The performance of EBS volumes is strictly related to the size of the disks: bigger disks get higher I/O throughput. So it might be easy to speed up kafka doing I/O intensive work (like reindexing) by temporarily increasing the disk size.
We want to decrease the disks when Kafka is running normal again, because we don’t need the extra storage for now and want to avoid the extra cost for it. Problem is that when you want to decrease the volume of an EBS disk, you have to replace it with a new one. Here is how you do that:
- Create a new EBS volume and attach it to the kafka broker machine.
- Check with
lsblk
the new disk device$ lsblk NAME MAJ:MIN RM SIZE RO TYPE MOUNTPOINT xvdc 202:32 0 2T 0 disk /kafka-data2 xvdf 202:80 0 500G 0 disk /kafka-data1 xvdg 202:96 0 500G 0 disk
- Prepare it with the right filesystem
sudo mkfs -t xfs /dev/xvdg
- Make a mount point on the broker
sudo mkdir /kafka-data3
- Mount the disk on the broker
sudo mount /dev/xvdg /kafka-data3
- Gracefully stop kafka
sudo supervisorctl stop kafka
- Check if the
.kafka_cleanshutdown
file is in the data directory. It is placed by Kafka only when a shutdown succeeded. If it is not there, kafka will reindex all files at restart which will take some time. (And might impact the disk’s burst balance.) - Copy the data of the old ebs volume to the new one.

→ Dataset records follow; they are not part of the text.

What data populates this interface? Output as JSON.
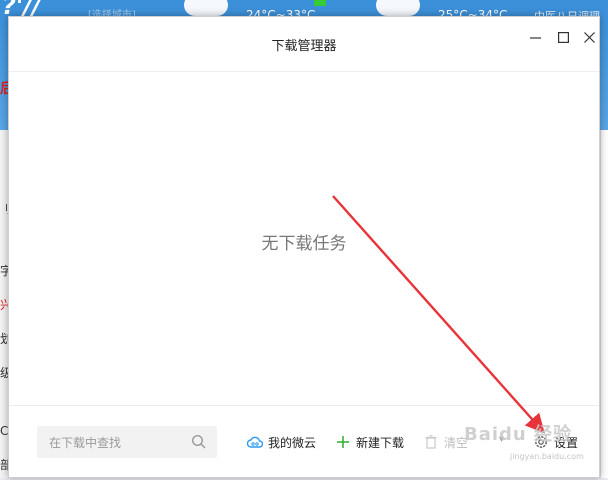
{
  "background": {
    "logo_text": "?'//",
    "city_select": "[选择城市]",
    "temp_1": "24°C~33°C",
    "temp_2": "25°C~34°C",
    "right_text": "中医八日调理",
    "red_char": "后",
    "fragments": [
      "刂",
      "字",
      "兴",
      "划",
      "级",
      "C加",
      "部"
    ]
  },
  "dialog": {
    "title": "下载管理器",
    "empty_message": "无下载任务",
    "search_placeholder": "在下载中查找",
    "actions": {
      "weiyun": "我的微云",
      "new_download": "新建下载",
      "clear": "清空",
      "settings": "设置"
    }
  },
  "watermark": {
    "text": "Baidu 经验",
    "url": "jingyan.baidu.com"
  },
  "colors": {
    "accent_blue": "#2e9bf0",
    "new_green": "#3bb33b",
    "arrow_red": "#e8333a"
  }
}
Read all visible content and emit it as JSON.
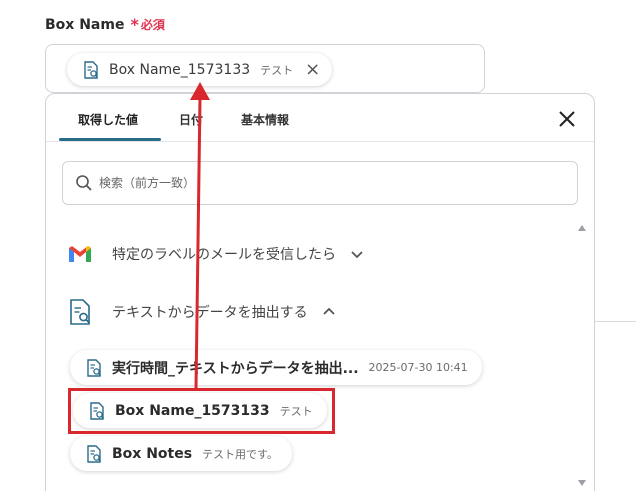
{
  "field": {
    "label": "Box Name",
    "required_mark": "*",
    "required_text": "必須"
  },
  "input_chip": {
    "label": "Box Name_1573133",
    "sub": "テスト",
    "close": "×"
  },
  "panel": {
    "tabs": [
      "取得した値",
      "日付",
      "基本情報"
    ],
    "active_tab": "取得した値",
    "search_placeholder": "検索（前方一致）"
  },
  "sections": [
    {
      "label": "特定のラベルのメールを受信したら",
      "icon": "gmail-icon",
      "expanded": false
    },
    {
      "label": "テキストからデータを抽出する",
      "icon": "document-search-icon",
      "expanded": true
    }
  ],
  "items": [
    {
      "label": "実行時間_テキストからデータを抽出...",
      "sub": "2025-07-30 10:41"
    },
    {
      "label": "Box Name_1573133",
      "sub": "テスト"
    },
    {
      "label": "Box Notes",
      "sub": "テスト用です。"
    }
  ],
  "colors": {
    "accent": "#2a6b8a",
    "required": "#e0344f",
    "annotation": "#d9272e"
  }
}
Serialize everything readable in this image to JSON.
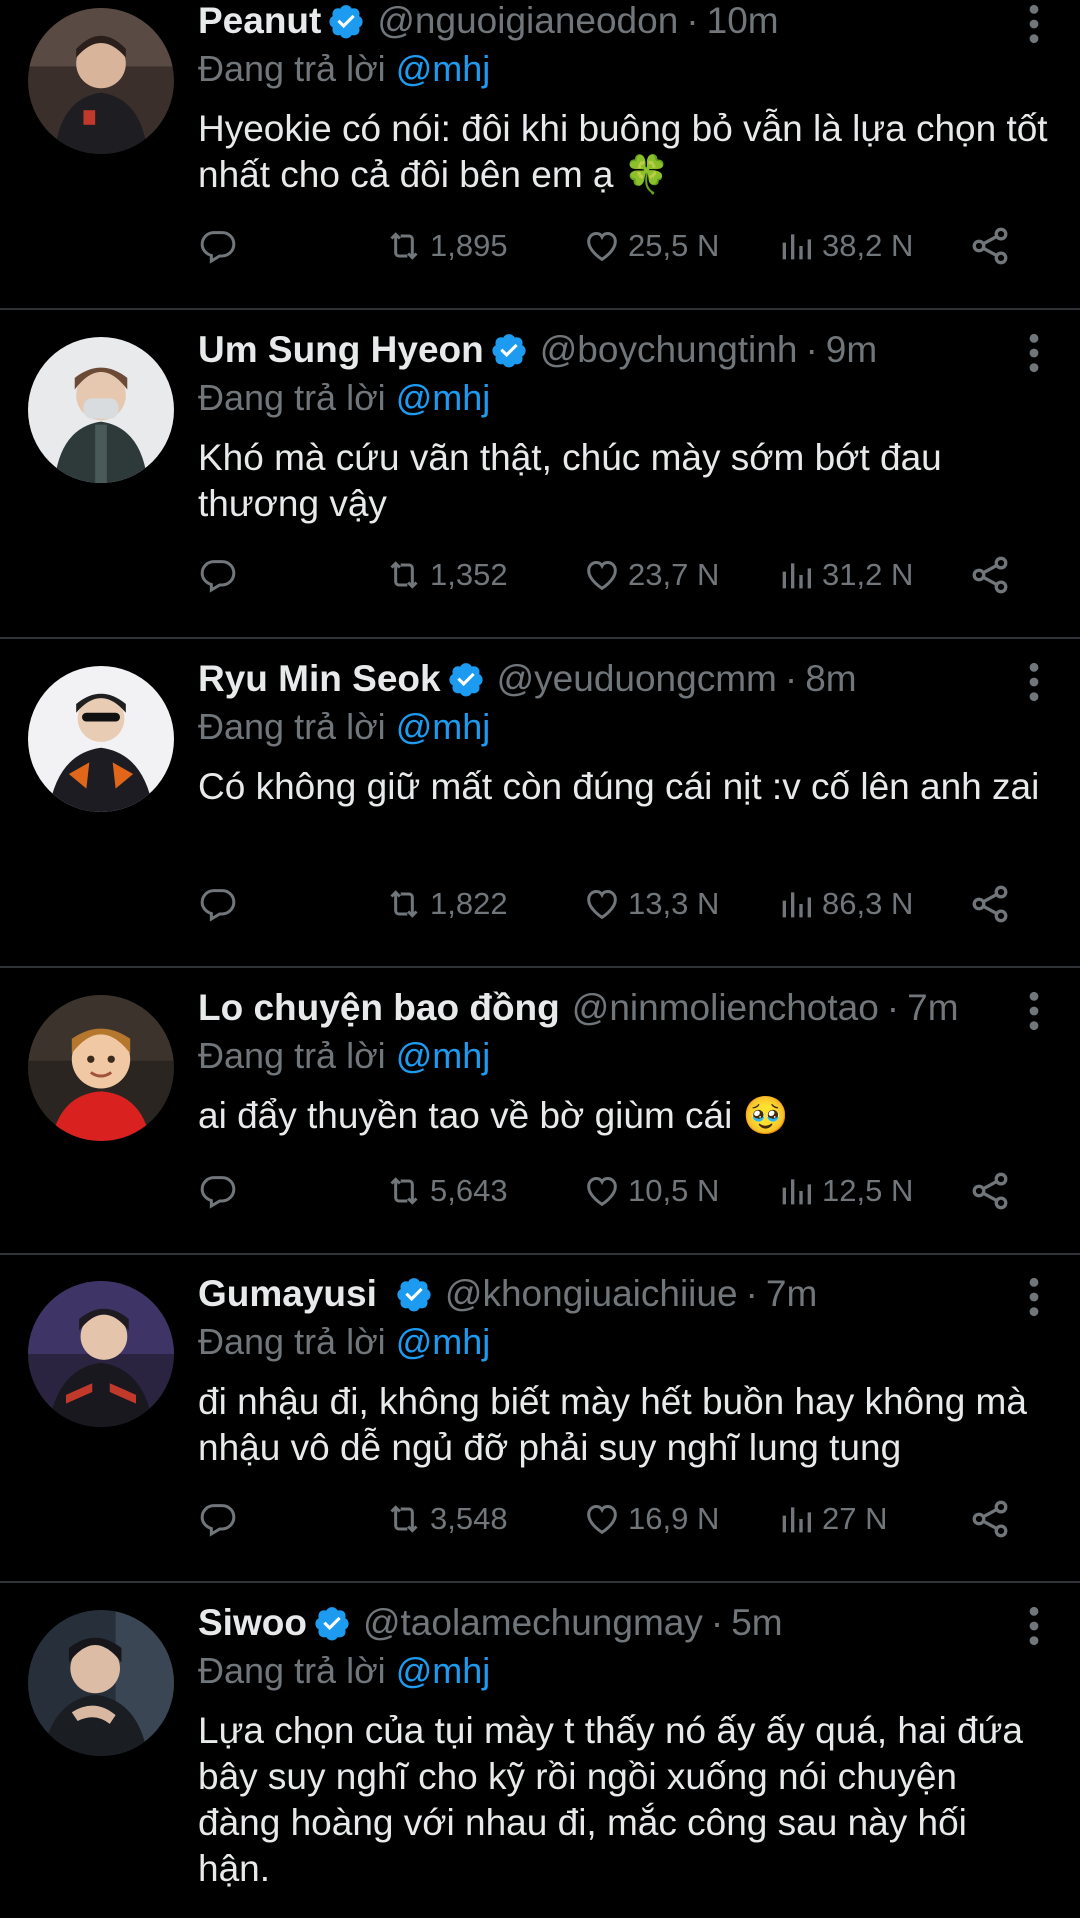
{
  "reply_prefix": "Đang trả lời",
  "tweets": [
    {
      "name": "Peanut",
      "handle": "@nguoigianeodon",
      "time": "10m",
      "reply_to": "@mhj",
      "text": "Hyeokie có nói: đôi khi buông bỏ vẫn là lựa chọn tốt nhất cho cả đôi bên em ạ 🍀",
      "retweets": "1,895",
      "likes": "25,5 N",
      "views": "38,2 N"
    },
    {
      "name": "Um Sung Hyeon",
      "handle": "@boychungtinh",
      "time": "9m",
      "reply_to": "@mhj",
      "text": "Khó mà cứu vãn thật, chúc mày sớm bớt đau thương vậy",
      "retweets": "1,352",
      "likes": "23,7 N",
      "views": "31,2 N"
    },
    {
      "name": "Ryu Min Seok",
      "handle": "@yeuduongcmm",
      "time": "8m",
      "reply_to": "@mhj",
      "text": "Có không giữ mất còn đúng cái nịt :v cố lên anh zai",
      "retweets": "1,822",
      "likes": "13,3 N",
      "views": "86,3 N"
    },
    {
      "name": "Lo chuyện bao đồng",
      "handle": "@ninmolienchotao",
      "time": "7m",
      "reply_to": "@mhj",
      "text": "ai đẩy thuyền tao về bờ giùm cái 🥹",
      "retweets": "5,643",
      "likes": "10,5 N",
      "views": "12,5 N"
    },
    {
      "name": "Gumayusi",
      "handle": "@khongiuaichiiue",
      "time": "7m",
      "reply_to": "@mhj",
      "text": "đi nhậu đi, không biết mày hết buồn hay không mà nhậu vô dễ ngủ đỡ phải suy nghĩ lung tung",
      "retweets": "3,548",
      "likes": "16,9 N",
      "views": "27 N"
    },
    {
      "name": "Siwoo",
      "handle": "@taolamechungmay",
      "time": "5m",
      "reply_to": "@mhj",
      "text": "Lựa chọn của tụi mày t thấy nó ấy ấy quá, hai đứa bây suy nghĩ cho kỹ rồi ngồi xuống nói chuyện đàng hoàng với nhau đi, mắc công sau này hối hận."
    }
  ],
  "colors": {
    "background": "#000000",
    "primary_text": "#e7e9ea",
    "secondary_text": "#71767b",
    "accent": "#1d9bf0",
    "divider": "#2f3336"
  },
  "icons": [
    "verified-badge-icon",
    "more-options-icon",
    "reply-icon",
    "retweet-icon",
    "like-icon",
    "views-icon",
    "share-icon"
  ]
}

rsync -av /kafka-data1/* /kafka-data3
. This will take a while. Optionally you can enable the--checksum
flag, but this will have a performance impact. - Explicitly copy the cleanshutdown flag as it is not copied by the rsync command.
cp /kafka-data1/.kafka_cleanshutdown /kafka-data3
- Swap the mount points
sudo umount /kafka-data1 sudo umount /kafka-data3 sudo mount /dev/xvdg /kafka-data1
- Restart Kafka
sudo supervisorctl start kafka